Detours strengthen your vocabulary

July 1, 2003
Construction delays make for one cranky editor

So I'm driving down Interstate 95, approaching New Haven, CT, on my way to New Jersey. Why drive instead of fly? From where I started to where I am going is a 31/2-hour trip. If I drove to the nearest airport, one hour, flew to the airport nearest my destination, one more hour, and then drove to my destination, another hour, and factoring in the airport delays, it would easily be a five-hour trip.

But why on I-95, which from New Haven south has to be one of the worst interstate highways in North America? Constantly under construction, this segment is a two-lane nightmare and, to compound it, it's raining and because of construction delays I'm right in the twice-a-day traffic jams that double the travel time.

There is a viable alternate, I-84, that takes me more West but still arrives at the same Hudson River crossing. Why didn't I? Habit. I take the ferry from Bridgeport, CT, to Long Island, NY, so my car just seems to follow the I-95 route from habit.

I missed any alternate Interstates that could connect me to I-84, so I pulled off I-95 at a service area to consult a map for potential secondary roads that could at least keep me moving toward my destination. While in the rest stop I was thwarted in an attempt to purchase an energy drink from a vending machine by the presence of about 100 touring high school kids who, lining up at every vending machine, are ignoring the entreaties of their chaperones who are trying to get them back on their buses.

No energy boost and no detour, just another 35 miles of stop-and-go traffic until the cross county I-287/87 connector to the Tappan Zee bridge leading to New Jersey. Lucky me, I hit this stretch just as the outbound New York City commuters do, so it's more bumper-to-bumper traffic and, oh joy, another 10 miles of construction detours, in what seems to be a decade of rebuilding this stretch of I-87.

I finally crossed the bridge to relatively smooth traffic and arrived at my destination, frazzled, out of energy, and asking myself why I didn't fly. Elapsed real time 41/2 hours—imagined time, an eternity.

Not for me a reverse of this trip returning home. I'll do the I-84 route, even though it's slightly longer and it's the start of a long holiday weekend. Prospects look good until I hit construction delays east of Bristol, CT. Stop and go for 45 minutes, more rain and getting low on gas and patience, makes this alternate route also look like a loser.
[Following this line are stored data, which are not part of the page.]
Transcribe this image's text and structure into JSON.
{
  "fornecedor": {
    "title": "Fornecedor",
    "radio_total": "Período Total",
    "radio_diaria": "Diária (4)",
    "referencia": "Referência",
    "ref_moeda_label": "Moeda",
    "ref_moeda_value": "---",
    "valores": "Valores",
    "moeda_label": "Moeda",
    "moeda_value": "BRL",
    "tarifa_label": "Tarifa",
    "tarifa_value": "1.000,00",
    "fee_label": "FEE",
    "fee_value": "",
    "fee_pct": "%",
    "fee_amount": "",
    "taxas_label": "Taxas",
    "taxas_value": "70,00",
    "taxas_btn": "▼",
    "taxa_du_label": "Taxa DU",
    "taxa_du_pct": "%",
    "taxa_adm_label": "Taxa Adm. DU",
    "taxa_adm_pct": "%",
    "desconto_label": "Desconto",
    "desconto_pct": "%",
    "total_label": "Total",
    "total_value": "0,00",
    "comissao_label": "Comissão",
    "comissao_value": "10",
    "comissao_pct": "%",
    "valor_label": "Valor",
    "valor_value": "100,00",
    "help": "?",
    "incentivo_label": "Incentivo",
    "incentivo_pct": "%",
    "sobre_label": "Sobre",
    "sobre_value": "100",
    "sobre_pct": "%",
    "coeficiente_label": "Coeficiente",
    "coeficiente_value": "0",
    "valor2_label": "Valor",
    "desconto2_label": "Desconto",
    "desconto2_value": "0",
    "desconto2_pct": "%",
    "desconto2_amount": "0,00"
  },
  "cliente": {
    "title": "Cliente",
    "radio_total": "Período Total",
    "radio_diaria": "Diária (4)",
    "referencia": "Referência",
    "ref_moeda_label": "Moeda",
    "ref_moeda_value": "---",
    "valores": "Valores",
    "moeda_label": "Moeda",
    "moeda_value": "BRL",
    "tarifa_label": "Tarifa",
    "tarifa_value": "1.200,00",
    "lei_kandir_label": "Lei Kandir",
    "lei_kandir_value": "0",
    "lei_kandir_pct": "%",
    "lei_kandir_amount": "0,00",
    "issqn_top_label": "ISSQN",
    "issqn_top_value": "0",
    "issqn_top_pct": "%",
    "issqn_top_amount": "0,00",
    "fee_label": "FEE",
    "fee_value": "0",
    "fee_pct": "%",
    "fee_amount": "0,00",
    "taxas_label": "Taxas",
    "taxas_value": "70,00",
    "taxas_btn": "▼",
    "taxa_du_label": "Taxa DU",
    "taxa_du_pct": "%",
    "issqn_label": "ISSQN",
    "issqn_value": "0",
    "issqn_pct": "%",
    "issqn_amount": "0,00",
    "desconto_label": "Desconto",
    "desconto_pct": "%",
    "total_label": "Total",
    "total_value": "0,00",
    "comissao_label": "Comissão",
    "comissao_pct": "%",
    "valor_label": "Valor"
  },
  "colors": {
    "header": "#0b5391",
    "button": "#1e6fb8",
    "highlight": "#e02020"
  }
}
As I sit in one of a repetitive number of stop modes I wonder why each region in the U.S. doesn't have a traffic czar whose only function is to look at the big picture when road construction is contemplated. His job, keep the construction delays to a minimum on well-traveled, predictable routes, like those between New York City and New England. Thus, no I-95/287/87 construction when I-84 is under repair.

I know that the road construction timetable in the Northeast is controlled by weather so that any project has a five-month window for completion. But is it really necessary to tie up all traffic so that a 31/2-hour trip becomes a half-day excursion? Is this a plot by Amtrak to get us to use the high-speed Acela train, which, by the way, takes the same 31/2 hours?

I recall the similar frustration on a Friday afternoon trip from Strasbourg, France, to Munich when construction delays and no road alternatives added 90 minutes to the trip. That time my local host bemoaned the poor planning that allowed this to happen at the start of a busy weekend. So I expect it's an international problem.

Readers who know me are probably waiting for the tie-in to industrial lasers. Well no quirky segue this month. It occurs to me that this is vacation month for a large number of readers. So who needs more cute anecdotes turned into a case study? Also I need a break, so just read this, commiserate or bond with me, and have a safe vacation traveling the highways and byways this summer.